Dr. Mansfield Mela, MBBS, FWACP, MRC (Psych), MSc, FRCPCDr.
Mansfield Mela is an Associate Professor of Psychiatry at the University of Saskatchewan. His clinical practice is out of the Forensic Outpatient Clinic at University of Saskatchewan and the Forensic Inpatients Services at Regional Psychiatric Center, Saskatoon. Dr. Mela’s recent research studies include psychiatric drug use in sex offenders, FASD in forensic populations, neurotoxic metals in aggressive patients, spirituality and religiosity in forensic psychiatric patients.
“Physician, heal thyself” is an expression that is relevant to my initiation to clinical research in FASD. Before learning about the clinical symptoms of FASD, I had been frustrated by the lack of clinical improvement among the offenders with mental disorders who formed my patient caseload. Many of my patients did not complete homework assignments. My repeated instructions appeared to have little or no tangible effect on those I counseled.
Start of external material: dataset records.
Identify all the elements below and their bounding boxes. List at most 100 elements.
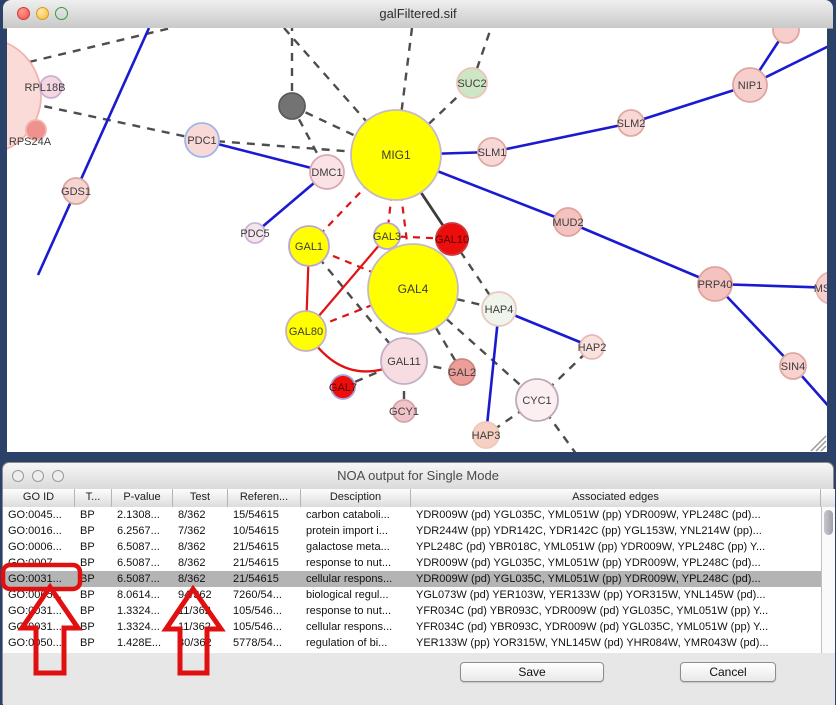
node-HAP3[interactable] bbox=[473, 422, 499, 448]
table-cell: YER133W (pp) YOR315W, YNL145W (pd) YHR08… bbox=[411, 635, 821, 651]
network-canvas[interactable]: RPL18BRPS24AGDS1PDC1DMC1MIG1SUC2SLM1SLM2… bbox=[7, 28, 827, 452]
node-DMC1[interactable] bbox=[310, 155, 344, 189]
table-cell: 8.0614... bbox=[112, 587, 173, 603]
node-CYC1[interactable] bbox=[516, 379, 558, 421]
node-HAP2[interactable] bbox=[580, 335, 604, 359]
table-cell: GO:0016... bbox=[3, 523, 75, 539]
node-SIN4[interactable] bbox=[780, 353, 806, 379]
column-header-p-value[interactable]: P-value bbox=[112, 489, 173, 507]
table-cell: YDR244W (pp) YDR142C, YDR142C (pp) YGL15… bbox=[411, 523, 821, 539]
table-cell: 21/54615 bbox=[228, 539, 301, 555]
column-header-desciption[interactable]: Desciption bbox=[301, 489, 411, 507]
node-unlabeled[interactable] bbox=[773, 28, 799, 43]
table-row[interactable]: GO:0016...BP6.2567...7/36210/54615protei… bbox=[3, 523, 821, 539]
table-cell: response to nut... bbox=[301, 603, 411, 619]
node-PDC1[interactable] bbox=[185, 123, 219, 157]
table-header: GO IDT...P-valueTestReferen...Desciption… bbox=[3, 489, 835, 508]
table-cell: GO:0031... bbox=[3, 603, 75, 619]
table-row[interactable]: GO:0065...BP8.0614...94/3627260/54...bio… bbox=[3, 587, 821, 603]
table-cell: 21/54615 bbox=[228, 571, 301, 587]
table-row[interactable]: GO:0031...BP1.3324...11/362105/546...res… bbox=[3, 603, 821, 619]
window-title: galFiltered.sif bbox=[3, 6, 833, 21]
table-cell: regulation of bi... bbox=[301, 635, 411, 651]
table-cell: BP bbox=[75, 539, 112, 555]
table-cell: YDR009W (pd) YGL035C, YML051W (pp) YDR00… bbox=[411, 555, 821, 571]
network-edge[interactable] bbox=[492, 123, 631, 152]
node-SLM2[interactable] bbox=[618, 110, 644, 136]
vertical-scrollbar[interactable] bbox=[821, 507, 835, 653]
table-cell: BP bbox=[75, 555, 112, 571]
table-cell: 7260/54... bbox=[228, 587, 301, 603]
noa-titlebar[interactable]: NOA output for Single Mode bbox=[3, 463, 833, 490]
save-button[interactable]: Save bbox=[460, 662, 604, 682]
table-cell: response to nut... bbox=[301, 555, 411, 571]
table-cell: biological regul... bbox=[301, 587, 411, 603]
noa-panel-title: NOA output for Single Mode bbox=[3, 468, 833, 483]
table-row[interactable]: GO:0045...BP2.1308...8/36215/54615carbon… bbox=[3, 507, 821, 523]
node-GAL10[interactable] bbox=[436, 223, 468, 255]
node-GAL7[interactable] bbox=[331, 375, 355, 399]
table-cell: 8/362 bbox=[173, 555, 228, 571]
scrollbar-thumb[interactable] bbox=[824, 510, 833, 535]
network-edge[interactable] bbox=[29, 28, 171, 62]
panel-footer: Save Cancel bbox=[3, 653, 835, 705]
node-GAL1[interactable] bbox=[289, 226, 329, 266]
node-GAL80[interactable] bbox=[286, 311, 326, 351]
table-row[interactable]: GO:0006...BP6.5087...8/36221/54615galact… bbox=[3, 539, 821, 555]
column-header-test[interactable]: Test bbox=[173, 489, 228, 507]
table-cell: BP bbox=[75, 571, 112, 587]
table-row[interactable]: GO:0050...BP1.428E...80/3625778/54...reg… bbox=[3, 635, 821, 651]
network-window: galFiltered.sif RPL18BRPS24AGDS1PDC1DMC1… bbox=[3, 0, 833, 459]
network-edge[interactable] bbox=[568, 222, 715, 284]
column-header-go-id[interactable]: GO ID bbox=[3, 489, 75, 507]
column-header-t-[interactable]: T... bbox=[75, 489, 112, 507]
window-titlebar[interactable]: galFiltered.sif bbox=[3, 0, 833, 29]
node-RPS24A[interactable] bbox=[26, 120, 46, 140]
column-header-stub bbox=[821, 489, 834, 507]
table-cell: 105/546... bbox=[228, 603, 301, 619]
node-unlabeled[interactable] bbox=[279, 93, 305, 119]
table-cell: BP bbox=[75, 603, 112, 619]
table-cell: GO:0031... bbox=[3, 571, 75, 587]
table-cell: GO:0045... bbox=[3, 507, 75, 523]
table-cell: 8/362 bbox=[173, 571, 228, 587]
table-cell: BP bbox=[75, 619, 112, 635]
node-RPL18B[interactable] bbox=[40, 76, 62, 98]
node-GAL11[interactable] bbox=[381, 338, 427, 384]
node-PDC5[interactable] bbox=[245, 223, 265, 243]
table-cell: GO:0065... bbox=[3, 587, 75, 603]
column-header-associated-edges[interactable]: Associated edges bbox=[411, 489, 821, 507]
node-SUC2[interactable] bbox=[457, 68, 487, 98]
table-cell: galactose meta... bbox=[301, 539, 411, 555]
table-cell: 7/362 bbox=[173, 523, 228, 539]
node-GCY1[interactable] bbox=[393, 400, 415, 422]
table-cell: GO:0007... bbox=[3, 555, 75, 571]
table-cell: 1.3324... bbox=[112, 619, 173, 635]
column-header-referen-[interactable]: Referen... bbox=[228, 489, 301, 507]
table-cell: BP bbox=[75, 523, 112, 539]
table-row[interactable]: GO:0031...BP6.5087...8/36221/54615cellul… bbox=[3, 571, 821, 587]
node-GDS1[interactable] bbox=[63, 178, 89, 204]
cancel-button[interactable]: Cancel bbox=[680, 662, 776, 682]
node-SLM1[interactable] bbox=[478, 138, 506, 166]
node-MUD2[interactable] bbox=[554, 208, 582, 236]
node-GAL2[interactable] bbox=[449, 359, 475, 385]
node-MSN[interactable] bbox=[816, 272, 827, 304]
table-cell: BP bbox=[75, 587, 112, 603]
table-row[interactable]: GO:0031...BP1.3324...11/362105/546...cel… bbox=[3, 619, 821, 635]
node-PRP40[interactable] bbox=[698, 267, 732, 301]
network-edge[interactable] bbox=[38, 28, 149, 275]
table-cell: YPL248C (pd) YBR018C, YML051W (pp) YDR00… bbox=[411, 539, 821, 555]
node-HAP4[interactable] bbox=[482, 292, 516, 326]
node-NIP1[interactable] bbox=[733, 68, 767, 102]
network-edge[interactable] bbox=[486, 309, 499, 435]
table-row[interactable]: GO:0007...BP6.5087...8/36221/54615respon… bbox=[3, 555, 821, 571]
network-edge[interactable] bbox=[631, 85, 750, 123]
table-cell: GO:0050... bbox=[3, 635, 75, 651]
node-GAL3[interactable] bbox=[374, 223, 400, 249]
resize-grip[interactable] bbox=[811, 436, 826, 451]
node-GAL4[interactable] bbox=[368, 244, 458, 334]
node-MIG1[interactable] bbox=[351, 110, 441, 200]
table-cell: YFR034C (pd) YBR093C, YDR009W (pd) YGL03… bbox=[411, 619, 821, 635]
table-cell: 6.2567... bbox=[112, 523, 173, 539]
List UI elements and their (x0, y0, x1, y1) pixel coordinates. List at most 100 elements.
Individuals described to me their difficulties with an apparent lack of recall for our previous sessions, and follow-up counseling visits seemed to be new visits. My frustration was growing until I spoke to another psychologist. This experienced clinician had completed training in the diagnosis of FASD, and encouraged me to check it out myself. I then participated in training through the Lakeland Center for FASD, which set the different trajectory for my clinical and research work.
I was initially drawn to the field of FASD research by my knowledge of the neuroscience behind the effects of FASD, as well as effective approaches in managing individuals with the related symptoms. One reason that I was attracted to this area of research was the widespread lack of identification of individuals affected by FASD. This was the case in my earlier years of clinical practice. On a large scale, this trend contributes to the overrepresentation of individuals with FASD in the mental and criminal justice systems.
For the past fifteen years, my research interests have resulted in collaborations directed at understanding ways to help patients. The results of our research have included strategies to address deficits in individuals with FASD. When I applied these evidence-based strategies to my clinical work, it greatly relieved my frustrations—“physician heal thyself,” really. However, my motivation for working in this area continues to be to help individuals, and therefore to benefit society, by reducing victimization. My patients have taught me by the way they live their lives and by the exquisite resilience they display.
The primary areas of my research activities include identifying those with mental diagnoses who also manifest the cognitive and psychosocial symptoms of prenatal alcohol exposure. I am particularly interested in populations within the mental and criminal justice systems. Below is a list of just a few of the research projects on which I am currently working, or plan to complete in the near future.
Currently I am working with a panel of experts to evaluate the medication algorithm we designed to guide prescriptions for individuals with FASD. Additionally, I plan to continue to address a significant need for education training and skills acquisition on FASD for professionals and clinicians. This training should be targeted towards professionals who come in contact with individuals with FASD and other comorbid disorders. The need for professional training in FASD is informed by previous research that identified stigma from professionals as a barrier to care for affected individuals and their caregivers.
Another area of future research of mine is using different models to test out how to effectively reduce stigma. Additionally, I recently collaborated with physicians on a project looking at how to address dental and emergency room needs in individuals with FASD.
Finally, I am interested in researching how to prevent individuals with FASD from getting involved with the criminal justice system. Similarly, I plan to investigate how to prevent individuals with FASD who have significant legal risks from encountering additional negative legal consequences.
Research efforts to study effective approaches to treat and manage FASD are certainly needed at this time. For the best outcomes, researchers should collaborate with individuals with FASD and their caregivers. Additionally, effective and transformational clinical research should investigate how governments can influence professionals to adopt best practices for working with individuals with FASD. Future research will take advantage of new technologies including neuroimaging and artificial intelligence on data.
The research by the CanFASD Research Leads has notable benefits. Implementation of our research findings have the potential to reduce the rates of disability from prenatal alcohol exposure and its enormous economic burden. Additional direct benefits of our research includes improving the quality of life of individuals, their caregivers, and professionals. Further, research in FASD has the potential to positively influence mental health, child welfare, and corrections; and to reduce correctional and medical costs. Therefore, addressing the needs of one of the most stigmatized and vulnerable populations has important economic, moral, and social justice benefits which cannot be easily quantified. This research is therefore good for the society at large.
I continue to wonder about the word stigma. I understand the term related to biological mothers, but not to those with an FASD. Do we really mean stigma or discrimination? I am of the mind that the continued use of stigma marginalizes all individuals who are different than we expect they “should” be. That is, it reinforces the idea that we should “stigmatize.”